2. Writing/Presentation of Methods unclear: There are several details in the Methods section that are very hard to follow and ambiguous. Correcting these would be imperative to make sure the paper is understandable:

• "Pose of an adversarial example": An adversarial example in this case refers to an image with the composited NeRF object (+texture), and the original 3D objects from the nuScenes dataset. Which object's pose are you referring to? It might help referring to these objects separately---the existing ones, and the NeRF object added using Lift3D. And then specify what object the sampled pose refers to.
• Figure 1 shows a loop which is optimized over iterations. It seems that the thing being optimized is the adversarial texture patch composited onto the image. However, both the patches shown in Figure 1 (top and bottom row) are the same which makes it unclear what got optimized in the iteration? Following from above: was the pose sampled fro the red car, or the grey car?
• "EOT by average loss over whole batch": It is not specified what is contained in a batch. The idea behind the original EOT concept was to ensure transferability of attack across different transformations. In this case, are we averaging over different poses of the added red car, or the original grey car? How is this ensured that the batch actually samples the correct distribution w.r.t. which the expectation needs to be calculated?
• What are primitives of adversarial examples? It isn't clearly defined what the paper refers to as primitives.

3. Experiments very weak:

• No statistics reported: The closest comparison to NeRF attacks are Mesh ones. Firstly, only one baseline is provided, and there are no error bars or tests for statistical significance reported. This is also true for all experiments.

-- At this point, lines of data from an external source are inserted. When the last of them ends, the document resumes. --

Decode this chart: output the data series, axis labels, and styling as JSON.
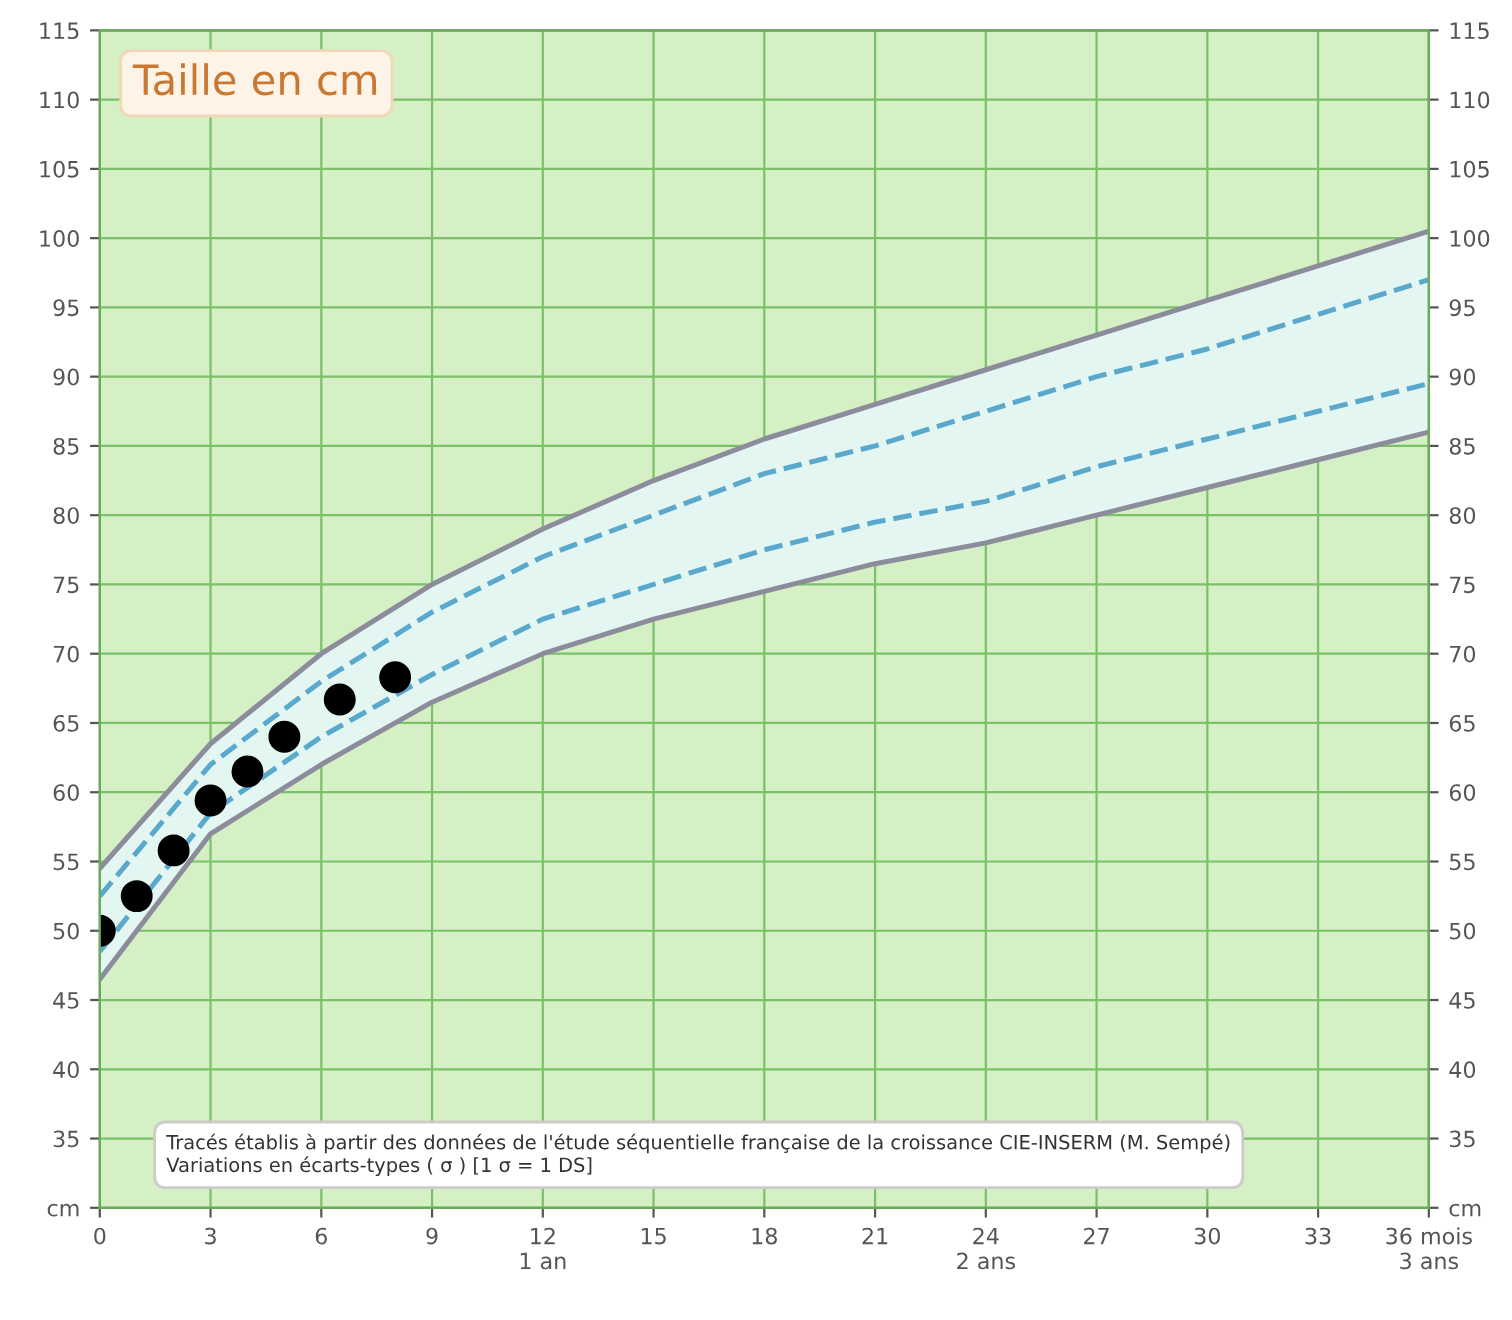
{
  "chart_data": {
    "type": "line",
    "title": "Taille en cm",
    "xlim": [
      0,
      36
    ],
    "xticks": [
      0,
      3,
      6,
      9,
      {
        "value": 12,
        "label": "12\n1 an"
      },
      15,
      18,
      21,
      {
        "value": 24,
        "label": "24\n2 ans"
      },
      27,
      30,
      33,
      {
        "value": 36,
        "label": "36 mois\n3 ans"
      }
    ],
    "ylim": [
      30,
      115
    ],
    "yticks": [
      {
        "value": 30,
        "label": "cm"
      },
      35,
      40,
      45,
      50,
      55,
      60,
      65,
      70,
      75,
      80,
      85,
      90,
      95,
      100,
      105,
      110,
      115
    ],
    "y2lim": [
      30,
      115
    ],
    "y2ticks": [
      {
        "value": 30,
        "label": "cm"
      },
      35,
      40,
      45,
      50,
      55,
      60,
      65,
      70,
      75,
      80,
      85,
      90,
      95,
      100,
      105,
      110,
      115
    ],
    "grid": true,
    "legend": false,
    "annotations": [
      "Tracés établis à partir des données de l'étude séquentielle française de la croissance CIE-INSERM (M. Sempé)\nVariations en écarts-types ( σ ) [1 σ = 1 DS]"
    ],
    "series": [
      {
        "line_style": "solid",
        "color": "#8c8c9c",
        "x": [
          0,
          3,
          6,
          9,
          12,
          15,
          18,
          21,
          24,
          27,
          30,
          33,
          36
        ],
        "values": [
          54.5,
          63.5,
          70,
          75,
          79,
          82.5,
          85.5,
          88,
          90.5,
          93,
          95.5,
          98,
          100.5
        ]
      },
      {
        "line_style": "solid",
        "color": "#8c8c9c",
        "x": [
          0,
          3,
          6,
          9,
          12,
          15,
          18,
          21,
          24,
          27,
          30,
          33,
          36
        ],
        "values": [
          46.5,
          57,
          62,
          66.5,
          70,
          72.5,
          74.5,
          76.5,
          78,
          80,
          82,
          84,
          86
        ]
      },
      {
        "line_style": "dashed",
        "color": "#5aa8cc",
        "x": [
          0,
          3,
          6,
          9,
          12,
          15,
          18,
          21,
          24,
          27,
          30,
          33,
          36
        ],
        "values": [
          52.5,
          62,
          68,
          73,
          77,
          80,
          83,
          85,
          87.5,
          90,
          92,
          94.5,
          97
        ],
        "lower": [
          46.5,
          57,
          62,
          66.5,
          70,
          72.5,
          74.5,
          76.5,
          78,
          80,
          82,
          84,
          86
        ],
        "upper": [
          54.5,
          63.5,
          70,
          75,
          79,
          82.5,
          85.5,
          88,
          90.5,
          93,
          95.5,
          98,
          100.5
        ]
      },
      {
        "line_style": "dashed",
        "color": "#5aa8cc",
        "x": [
          0,
          3,
          6,
          9,
          12,
          15,
          18,
          21,
          24,
          27,
          30,
          33,
          36
        ],
        "values": [
          48.5,
          58.5,
          64,
          68.5,
          72.5,
          75,
          77.5,
          79.5,
          81,
          83.5,
          85.5,
          87.5,
          89.5
        ]
      },
      {
        "type": "scatter",
        "marker": "circle",
        "color": "#000000",
        "x": [
          0,
          1,
          2,
          3,
          4,
          5,
          6.5,
          8
        ],
        "values": [
          50,
          52.5,
          55.8,
          59.4,
          61.5,
          64,
          66.7,
          68.3
        ]
      }
    ]
  }
}
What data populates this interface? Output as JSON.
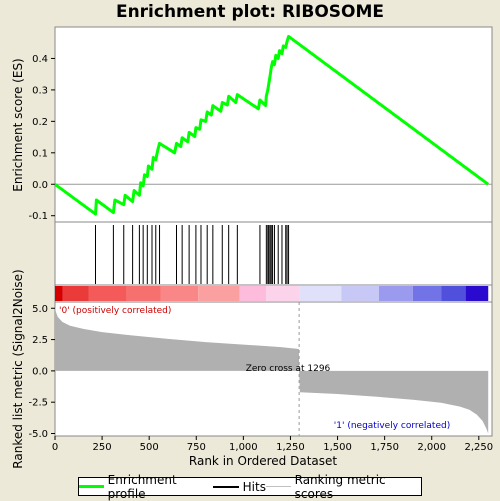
{
  "title": "Enrichment plot: RIBOSOME",
  "legend": {
    "enrichment_label": "Enrichment profile",
    "hits_label": "Hits",
    "ranking_label": "Ranking metric scores",
    "enrichment_color": "#00ff00",
    "hits_color": "#000000",
    "ranking_color": "#c0c0c0"
  },
  "chart_data": [
    {
      "type": "line",
      "ylabel": "Enrichment score (ES)",
      "ylim": [
        -0.12,
        0.5
      ],
      "yticks": [
        -0.1,
        0.0,
        0.1,
        0.2,
        0.3,
        0.4
      ],
      "ytick_labels": [
        "-0.1",
        "0.0",
        "0.1",
        "0.2",
        "0.3",
        "0.4"
      ],
      "xlim": [
        0,
        2320
      ],
      "grid": false,
      "series": [
        {
          "color": "#00ff00",
          "x": [
            0,
            215,
            220,
            310,
            318,
            365,
            372,
            412,
            420,
            448,
            455,
            468,
            475,
            490,
            496,
            515,
            522,
            535,
            545,
            555,
            635,
            645,
            668,
            675,
            705,
            712,
            742,
            748,
            768,
            775,
            800,
            808,
            830,
            838,
            880,
            888,
            915,
            922,
            960,
            968,
            1080,
            1088,
            1118,
            1122,
            1130,
            1135,
            1142,
            1148,
            1155,
            1165,
            1172,
            1185,
            1192,
            1205,
            1212,
            1225,
            1232,
            1240,
            2300
          ],
          "y": [
            0.0,
            -0.095,
            -0.05,
            -0.09,
            -0.05,
            -0.065,
            -0.035,
            -0.055,
            -0.02,
            -0.035,
            0.005,
            -0.005,
            0.03,
            0.025,
            0.058,
            0.048,
            0.085,
            0.078,
            0.108,
            0.13,
            0.1,
            0.13,
            0.12,
            0.148,
            0.135,
            0.165,
            0.152,
            0.18,
            0.175,
            0.205,
            0.2,
            0.23,
            0.22,
            0.25,
            0.232,
            0.26,
            0.252,
            0.28,
            0.26,
            0.285,
            0.24,
            0.268,
            0.25,
            0.28,
            0.3,
            0.32,
            0.345,
            0.37,
            0.39,
            0.38,
            0.41,
            0.4,
            0.425,
            0.415,
            0.44,
            0.435,
            0.455,
            0.47,
            0.0
          ]
        }
      ]
    },
    {
      "type": "hits",
      "xlim": [
        0,
        2320
      ],
      "hit_positions": [
        215,
        310,
        365,
        412,
        448,
        468,
        490,
        515,
        535,
        555,
        645,
        675,
        712,
        748,
        775,
        808,
        838,
        888,
        922,
        968,
        1088,
        1122,
        1130,
        1135,
        1142,
        1148,
        1155,
        1165,
        1185,
        1205,
        1225,
        1232,
        1240
      ]
    },
    {
      "type": "area",
      "xlabel": "Rank in Ordered Dataset",
      "ylabel": "Ranked list metric (Signal2Noise)",
      "xlim": [
        0,
        2320
      ],
      "ylim": [
        -5.2,
        5.5
      ],
      "yticks": [
        -5.0,
        -2.5,
        0.0,
        2.5,
        5.0
      ],
      "ytick_labels": [
        "-5.0",
        "-2.5",
        "0.0",
        "2.5",
        "5.0"
      ],
      "xticks": [
        0,
        250,
        500,
        750,
        1000,
        1250,
        1500,
        1750,
        2000,
        2250
      ],
      "xtick_labels": [
        "0",
        "250",
        "500",
        "750",
        "1,000",
        "1,250",
        "1,500",
        "1,750",
        "2,000",
        "2,250"
      ],
      "zero_cross": 1296,
      "zero_cross_label": "Zero cross at 1296",
      "positive_label": "'0' (positively correlated)",
      "negative_label": "'1' (negatively correlated)",
      "fill_color": "#b0b0b0",
      "x": [
        0,
        5,
        15,
        40,
        80,
        150,
        250,
        400,
        600,
        800,
        1000,
        1200,
        1295,
        1296,
        1300,
        1500,
        1700,
        1900,
        2050,
        2150,
        2200,
        2240,
        2270,
        2290,
        2300
      ],
      "values": [
        5.2,
        4.7,
        4.3,
        3.9,
        3.6,
        3.35,
        3.1,
        2.85,
        2.55,
        2.3,
        2.1,
        1.9,
        1.75,
        0.0,
        -1.7,
        -1.85,
        -2.05,
        -2.3,
        -2.55,
        -2.85,
        -3.1,
        -3.5,
        -4.0,
        -4.6,
        -5.0
      ]
    }
  ],
  "ranking_bar": {
    "segments": [
      {
        "to": 40,
        "color": "#d40000"
      },
      {
        "to": 180,
        "color": "#ea3a3a"
      },
      {
        "to": 380,
        "color": "#f45a5a"
      },
      {
        "to": 560,
        "color": "#f77070"
      },
      {
        "to": 760,
        "color": "#f98787"
      },
      {
        "to": 980,
        "color": "#fba0a0"
      },
      {
        "to": 1120,
        "color": "#fdbcdc"
      },
      {
        "to": 1296,
        "color": "#fbd4ec"
      },
      {
        "to": 1520,
        "color": "#e0e0fb"
      },
      {
        "to": 1720,
        "color": "#c8c8f6"
      },
      {
        "to": 1900,
        "color": "#9a9aef"
      },
      {
        "to": 2050,
        "color": "#7373e8"
      },
      {
        "to": 2180,
        "color": "#5050dc"
      },
      {
        "to": 2300,
        "color": "#2a0acf"
      }
    ]
  }
}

• No real baselines: The experiments are very thin, with hardly many numbers reported.

(a) Is Clean referring to no attack? What if no adversarial patch is added, but the output of Lift3D is optimized? If the attack is good enough, it would reduce the utility of the adversarial patch.

(b) The patch is added by compositing the image. Was it investigated how much of this adversarial attack was due to NeRF and how much due to just the Image compositing? An easy baseline would be taking the size of the patch, and optimizing pixels in the original 2D image directly without Lift3D to see if a similar sized patch can be found which can break the detection networks.

(c) How do results vary with optimizing the shape latent codes of the NeRF as opposed to texture? (2) (3) How does semantic part normalized by surface area impact?

(d) The results in Fig 4 on viewpoint perfectly correlates with surface area of object if sampling was uniform---is this an outcome of the viewpoint, or just of the number of pixels replaced by compositing?

(e) How do results in Fig4(b) compare with the distribution of viewpoints shown during training? Is there correlation? If so, it is only an artifact of what was shown during training. Same is true for location.

(f) How does this compare to other general purpose NeRF + adversarial attack approaches?

(g) Why are results reported with only nuScenes? There exist several outdoor driving datasets.